Throughout the enormous literature on ‘globalization’ there is a common theme that worldwide social, political, and economic transformations have contributed to reconfigurations and re-articulations of the world-system. The contention is that due to to recent technological revolutions in communication, media, and transportation, a ‘new international division of labor' has ensued a unique 'global' sociological imagination; the national 'state' as a principle of structuration is unsatisfactory for the social scientist - the 'space of flows' has replaced the 'space of places' (Ruggie, 1993). Dynamic connective configurations beget 'transnational' corporations omnipresent vertically disintegrated and horizontally integrated in an irresistible Gramscian transnational historic bloc of 'neoliberalism'.Naked Keynesianism
This approach downplays the primary force driving globalization, which is financialization - the international transformation of future streams of (profit, dividend, or interest) income into tradeable financial assets. The systemic power and importance of financial markets, financial motives, financial institutions, and financial élites manifestly delink the national state from perceived social, political, and economic processes....
Globalization: A Fetish of (Post) Modernity
David Fields
2 comments:
OK, I think I understood that.
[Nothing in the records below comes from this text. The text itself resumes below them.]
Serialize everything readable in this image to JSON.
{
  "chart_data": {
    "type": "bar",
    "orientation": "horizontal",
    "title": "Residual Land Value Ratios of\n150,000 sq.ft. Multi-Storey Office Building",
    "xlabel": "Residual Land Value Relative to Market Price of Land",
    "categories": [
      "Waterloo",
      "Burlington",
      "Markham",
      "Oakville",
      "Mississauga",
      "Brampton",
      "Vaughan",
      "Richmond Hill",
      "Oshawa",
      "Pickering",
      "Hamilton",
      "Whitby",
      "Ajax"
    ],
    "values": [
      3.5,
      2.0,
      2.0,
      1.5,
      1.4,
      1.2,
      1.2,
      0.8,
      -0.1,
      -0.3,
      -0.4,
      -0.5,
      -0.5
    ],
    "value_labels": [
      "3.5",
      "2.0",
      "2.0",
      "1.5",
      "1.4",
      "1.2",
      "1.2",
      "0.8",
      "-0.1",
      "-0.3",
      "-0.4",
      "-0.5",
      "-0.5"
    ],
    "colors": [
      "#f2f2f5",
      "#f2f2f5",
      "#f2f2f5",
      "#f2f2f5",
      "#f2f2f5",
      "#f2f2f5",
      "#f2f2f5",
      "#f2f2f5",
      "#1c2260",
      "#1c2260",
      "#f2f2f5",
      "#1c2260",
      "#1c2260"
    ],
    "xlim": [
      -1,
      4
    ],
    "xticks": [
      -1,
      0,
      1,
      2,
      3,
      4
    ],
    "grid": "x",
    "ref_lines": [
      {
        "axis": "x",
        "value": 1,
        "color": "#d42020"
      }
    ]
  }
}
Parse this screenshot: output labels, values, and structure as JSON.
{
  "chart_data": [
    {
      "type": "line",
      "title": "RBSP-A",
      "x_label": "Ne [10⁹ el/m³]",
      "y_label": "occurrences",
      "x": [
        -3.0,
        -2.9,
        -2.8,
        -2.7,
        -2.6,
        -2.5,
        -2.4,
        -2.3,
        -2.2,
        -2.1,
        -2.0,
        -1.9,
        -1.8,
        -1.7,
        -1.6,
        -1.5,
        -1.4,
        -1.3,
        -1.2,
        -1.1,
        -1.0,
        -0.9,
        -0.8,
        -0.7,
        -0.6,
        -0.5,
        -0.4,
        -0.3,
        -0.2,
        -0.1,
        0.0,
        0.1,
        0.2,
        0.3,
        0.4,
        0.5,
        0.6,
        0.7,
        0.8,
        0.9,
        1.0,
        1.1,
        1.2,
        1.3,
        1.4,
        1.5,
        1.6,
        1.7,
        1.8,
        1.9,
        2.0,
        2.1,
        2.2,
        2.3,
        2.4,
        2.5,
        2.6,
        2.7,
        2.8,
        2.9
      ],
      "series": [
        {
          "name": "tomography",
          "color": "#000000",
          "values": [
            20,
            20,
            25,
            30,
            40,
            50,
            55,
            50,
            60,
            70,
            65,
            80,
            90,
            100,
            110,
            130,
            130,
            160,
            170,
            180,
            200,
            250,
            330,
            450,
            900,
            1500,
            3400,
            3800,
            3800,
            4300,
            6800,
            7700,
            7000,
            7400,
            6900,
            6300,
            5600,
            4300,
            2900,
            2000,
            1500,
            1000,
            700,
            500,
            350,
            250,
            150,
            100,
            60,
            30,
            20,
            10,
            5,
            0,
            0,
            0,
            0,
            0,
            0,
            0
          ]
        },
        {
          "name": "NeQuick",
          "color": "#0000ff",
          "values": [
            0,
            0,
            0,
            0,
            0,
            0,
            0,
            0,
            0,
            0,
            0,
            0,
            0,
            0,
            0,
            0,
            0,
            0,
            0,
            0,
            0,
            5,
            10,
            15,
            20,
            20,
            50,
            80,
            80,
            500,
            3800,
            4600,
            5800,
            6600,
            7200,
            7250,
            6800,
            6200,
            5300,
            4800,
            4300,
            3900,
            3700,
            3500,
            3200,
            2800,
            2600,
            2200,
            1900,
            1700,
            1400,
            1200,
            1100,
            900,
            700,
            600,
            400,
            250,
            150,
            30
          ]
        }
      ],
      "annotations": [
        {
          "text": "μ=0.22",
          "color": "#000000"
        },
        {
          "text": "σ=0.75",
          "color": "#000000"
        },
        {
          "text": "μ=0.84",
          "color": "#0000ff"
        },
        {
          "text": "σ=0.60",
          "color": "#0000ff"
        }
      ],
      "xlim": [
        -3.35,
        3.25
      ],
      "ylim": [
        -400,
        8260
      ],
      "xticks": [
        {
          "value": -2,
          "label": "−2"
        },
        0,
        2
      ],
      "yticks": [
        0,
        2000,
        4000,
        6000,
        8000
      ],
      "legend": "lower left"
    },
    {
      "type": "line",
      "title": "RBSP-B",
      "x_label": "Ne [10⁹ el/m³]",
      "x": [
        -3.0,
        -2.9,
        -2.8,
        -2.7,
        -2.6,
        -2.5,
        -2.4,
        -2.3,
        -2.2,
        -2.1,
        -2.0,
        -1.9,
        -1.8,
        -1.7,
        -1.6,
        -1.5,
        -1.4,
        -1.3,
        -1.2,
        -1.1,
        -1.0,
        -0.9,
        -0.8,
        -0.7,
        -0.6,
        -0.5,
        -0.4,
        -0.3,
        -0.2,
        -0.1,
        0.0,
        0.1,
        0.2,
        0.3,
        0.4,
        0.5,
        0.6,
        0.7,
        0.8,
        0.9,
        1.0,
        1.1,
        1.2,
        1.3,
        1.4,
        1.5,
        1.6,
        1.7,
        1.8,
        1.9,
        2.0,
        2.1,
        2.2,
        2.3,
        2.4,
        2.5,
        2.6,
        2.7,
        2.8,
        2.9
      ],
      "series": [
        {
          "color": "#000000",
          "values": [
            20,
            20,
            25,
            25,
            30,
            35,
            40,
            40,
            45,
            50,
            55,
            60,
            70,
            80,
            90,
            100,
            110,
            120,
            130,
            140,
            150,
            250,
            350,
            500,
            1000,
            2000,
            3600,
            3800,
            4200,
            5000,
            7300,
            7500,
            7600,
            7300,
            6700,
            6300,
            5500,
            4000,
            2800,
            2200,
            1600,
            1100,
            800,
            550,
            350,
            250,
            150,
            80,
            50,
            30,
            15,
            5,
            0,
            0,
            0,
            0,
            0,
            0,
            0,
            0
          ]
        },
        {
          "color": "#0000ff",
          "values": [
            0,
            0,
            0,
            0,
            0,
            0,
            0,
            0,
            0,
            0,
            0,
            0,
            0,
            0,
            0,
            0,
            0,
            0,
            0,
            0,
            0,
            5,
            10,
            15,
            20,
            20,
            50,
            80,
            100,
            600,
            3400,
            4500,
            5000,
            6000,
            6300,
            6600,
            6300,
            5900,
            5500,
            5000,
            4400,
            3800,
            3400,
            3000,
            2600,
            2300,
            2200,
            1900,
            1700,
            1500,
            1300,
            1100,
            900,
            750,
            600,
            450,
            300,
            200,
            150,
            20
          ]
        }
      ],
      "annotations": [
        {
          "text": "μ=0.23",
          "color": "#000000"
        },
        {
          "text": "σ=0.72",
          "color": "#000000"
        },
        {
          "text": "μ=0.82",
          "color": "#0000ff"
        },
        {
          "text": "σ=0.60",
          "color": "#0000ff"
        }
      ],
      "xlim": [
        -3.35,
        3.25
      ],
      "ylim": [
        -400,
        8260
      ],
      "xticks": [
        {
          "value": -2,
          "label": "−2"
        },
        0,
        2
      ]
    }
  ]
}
I find I don't much like the sort of libertarianism implied in the notion that that the nation-state is now obsolete, constitutions and treaties are therefore "quaint," etc. Problematic though it may be should we not all "be statists now?" Or is it too late?
The implication is that as nation states loose sovereignty, democracy becomes less powerful and the will of the people cannot be imposed on international institutions and organizations by law. This has far-reaching implications for power relationships in the future and therefore who is in control socially, politically, and economically.